Churro Cheesecake Donut Cookies
Ingredients
- For the Dough:
- 1 cup unsalted butter softened
- 1 cup granulated sugar
- 2 large eggs
- 1 tsp vanilla extract
- 3 cups all-purpose flour
- 1 tsp baking powder
- 1/2 tsp salt
- For the Cheesecake Filling:
- 8 oz cream cheese softened
- 1/4 cup granulated sugar
- 1 tsp vanilla extract
- For the Cinnamon Sugar Coating:
- 1 cup granulated sugar
- 1 tbsp ground cinnamon
- For the Caramel Sauce optional:
- 1 cup caramel sauce
Instructions
- Prepare the Dough:
- In a large mixing bowl, cream together the softened butter and granulated sugar until light and fluffy.

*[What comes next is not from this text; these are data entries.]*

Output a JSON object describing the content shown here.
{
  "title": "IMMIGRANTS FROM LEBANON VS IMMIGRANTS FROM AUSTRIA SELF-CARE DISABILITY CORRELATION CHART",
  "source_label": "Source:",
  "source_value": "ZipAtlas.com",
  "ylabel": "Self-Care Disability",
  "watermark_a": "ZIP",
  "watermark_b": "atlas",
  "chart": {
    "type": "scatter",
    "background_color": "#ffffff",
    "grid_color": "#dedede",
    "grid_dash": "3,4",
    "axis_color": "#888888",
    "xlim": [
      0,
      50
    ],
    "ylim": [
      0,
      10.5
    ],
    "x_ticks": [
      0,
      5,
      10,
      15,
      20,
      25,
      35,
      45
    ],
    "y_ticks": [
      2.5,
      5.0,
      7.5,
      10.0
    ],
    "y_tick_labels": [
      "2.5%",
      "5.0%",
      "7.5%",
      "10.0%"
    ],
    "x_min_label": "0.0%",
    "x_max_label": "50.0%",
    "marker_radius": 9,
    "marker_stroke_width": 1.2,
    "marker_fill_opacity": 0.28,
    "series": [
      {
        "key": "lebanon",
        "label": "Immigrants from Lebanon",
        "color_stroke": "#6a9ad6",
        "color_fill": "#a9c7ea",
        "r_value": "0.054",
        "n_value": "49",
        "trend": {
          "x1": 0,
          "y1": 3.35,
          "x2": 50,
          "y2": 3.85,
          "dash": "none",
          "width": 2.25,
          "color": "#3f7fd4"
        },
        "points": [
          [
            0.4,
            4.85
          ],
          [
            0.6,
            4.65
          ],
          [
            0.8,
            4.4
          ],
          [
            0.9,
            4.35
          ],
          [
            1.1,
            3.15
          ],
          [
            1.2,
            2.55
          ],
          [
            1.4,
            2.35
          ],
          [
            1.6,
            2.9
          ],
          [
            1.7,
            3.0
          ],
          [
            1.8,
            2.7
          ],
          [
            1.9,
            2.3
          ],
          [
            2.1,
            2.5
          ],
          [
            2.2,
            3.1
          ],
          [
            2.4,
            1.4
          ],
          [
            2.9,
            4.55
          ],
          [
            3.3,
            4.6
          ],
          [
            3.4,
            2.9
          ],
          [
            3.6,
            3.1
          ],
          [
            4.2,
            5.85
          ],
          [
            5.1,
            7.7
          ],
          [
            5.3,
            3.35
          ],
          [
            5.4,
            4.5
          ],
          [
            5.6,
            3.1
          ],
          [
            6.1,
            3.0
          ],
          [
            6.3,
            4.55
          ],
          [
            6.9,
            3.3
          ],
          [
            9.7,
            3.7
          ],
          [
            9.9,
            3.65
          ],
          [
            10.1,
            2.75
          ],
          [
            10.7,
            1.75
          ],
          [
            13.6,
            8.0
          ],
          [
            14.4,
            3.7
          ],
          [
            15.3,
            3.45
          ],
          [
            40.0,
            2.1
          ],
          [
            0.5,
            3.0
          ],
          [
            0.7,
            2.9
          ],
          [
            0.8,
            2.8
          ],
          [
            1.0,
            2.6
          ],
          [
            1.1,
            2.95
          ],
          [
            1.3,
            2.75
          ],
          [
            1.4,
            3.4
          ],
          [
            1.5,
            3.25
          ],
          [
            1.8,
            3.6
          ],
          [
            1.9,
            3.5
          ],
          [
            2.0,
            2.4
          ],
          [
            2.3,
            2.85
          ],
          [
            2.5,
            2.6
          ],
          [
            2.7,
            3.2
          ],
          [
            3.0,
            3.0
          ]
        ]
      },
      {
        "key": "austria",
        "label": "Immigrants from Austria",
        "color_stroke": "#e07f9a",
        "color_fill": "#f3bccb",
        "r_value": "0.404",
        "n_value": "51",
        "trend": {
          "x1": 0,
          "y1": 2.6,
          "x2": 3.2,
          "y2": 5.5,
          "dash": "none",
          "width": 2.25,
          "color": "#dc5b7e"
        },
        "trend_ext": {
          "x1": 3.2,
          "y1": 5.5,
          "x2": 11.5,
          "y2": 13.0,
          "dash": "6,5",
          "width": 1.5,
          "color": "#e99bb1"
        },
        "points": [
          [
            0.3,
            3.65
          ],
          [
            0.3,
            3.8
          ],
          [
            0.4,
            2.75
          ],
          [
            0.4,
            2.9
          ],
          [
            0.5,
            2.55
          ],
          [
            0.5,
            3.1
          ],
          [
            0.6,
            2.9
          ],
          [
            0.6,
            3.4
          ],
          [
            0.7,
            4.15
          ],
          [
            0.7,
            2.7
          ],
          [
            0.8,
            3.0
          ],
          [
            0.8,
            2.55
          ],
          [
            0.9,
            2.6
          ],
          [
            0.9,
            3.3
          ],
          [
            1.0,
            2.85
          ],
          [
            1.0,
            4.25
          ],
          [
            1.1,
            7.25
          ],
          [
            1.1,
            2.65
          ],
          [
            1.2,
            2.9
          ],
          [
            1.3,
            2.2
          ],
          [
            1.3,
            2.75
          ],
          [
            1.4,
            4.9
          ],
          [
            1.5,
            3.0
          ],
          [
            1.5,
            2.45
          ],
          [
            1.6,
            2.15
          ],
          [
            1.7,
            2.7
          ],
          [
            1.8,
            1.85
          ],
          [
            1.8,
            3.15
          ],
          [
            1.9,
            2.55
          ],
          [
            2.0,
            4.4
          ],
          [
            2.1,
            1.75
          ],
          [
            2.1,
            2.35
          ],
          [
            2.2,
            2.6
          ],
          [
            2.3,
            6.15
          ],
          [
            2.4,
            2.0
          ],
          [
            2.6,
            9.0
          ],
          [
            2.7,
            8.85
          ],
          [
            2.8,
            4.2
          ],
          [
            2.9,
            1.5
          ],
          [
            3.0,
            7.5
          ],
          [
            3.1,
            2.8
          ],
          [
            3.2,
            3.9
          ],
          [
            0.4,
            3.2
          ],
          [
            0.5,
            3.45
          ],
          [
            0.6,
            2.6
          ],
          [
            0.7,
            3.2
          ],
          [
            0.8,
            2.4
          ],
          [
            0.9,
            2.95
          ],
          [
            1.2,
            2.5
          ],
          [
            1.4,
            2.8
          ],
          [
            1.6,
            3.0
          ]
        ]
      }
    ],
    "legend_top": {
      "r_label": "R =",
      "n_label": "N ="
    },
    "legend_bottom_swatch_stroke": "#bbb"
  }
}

- Beat in the eggs one at a time, then stir in the vanilla extract.
- In another bowl, whisk together the flour, baking powder, and salt. Gradually add the dry ingredients to the wet ingredients, mixing until just combined.
- Prepare the Cheesecake Filling:
- In a small bowl, beat together the softened cream cheese, granulated sugar, and vanilla extract until smooth and creamy.
- Transfer the filling to a piping bag.
- Shape the Cookies:
- Preheat the oven to 350°F (175°C) and line a baking sheet with parchment paper.
- Roll the dough into 1-inch balls and flatten each into a circle.
- Pipe a small amount of cheesecake filling around the sides of each cookie, then fold the edges over to enclose the filling.
- Press down to seal the dough and use a small cookie cutter to cut out the center, shaping the cookie like a donut.
- Coat the Cookies:
- In a shallow dish, combine the granulated sugar and ground cinnamon.
- Roll each cookie in the cinnamon sugar mixture to coat evenly.
- Bake the Cookies:
- Arrange the cookies on the prepared baking sheet, spacing them about 2 inches apart.
- Bake for 12-15 minutes, or until the cookies are lightly golden and set.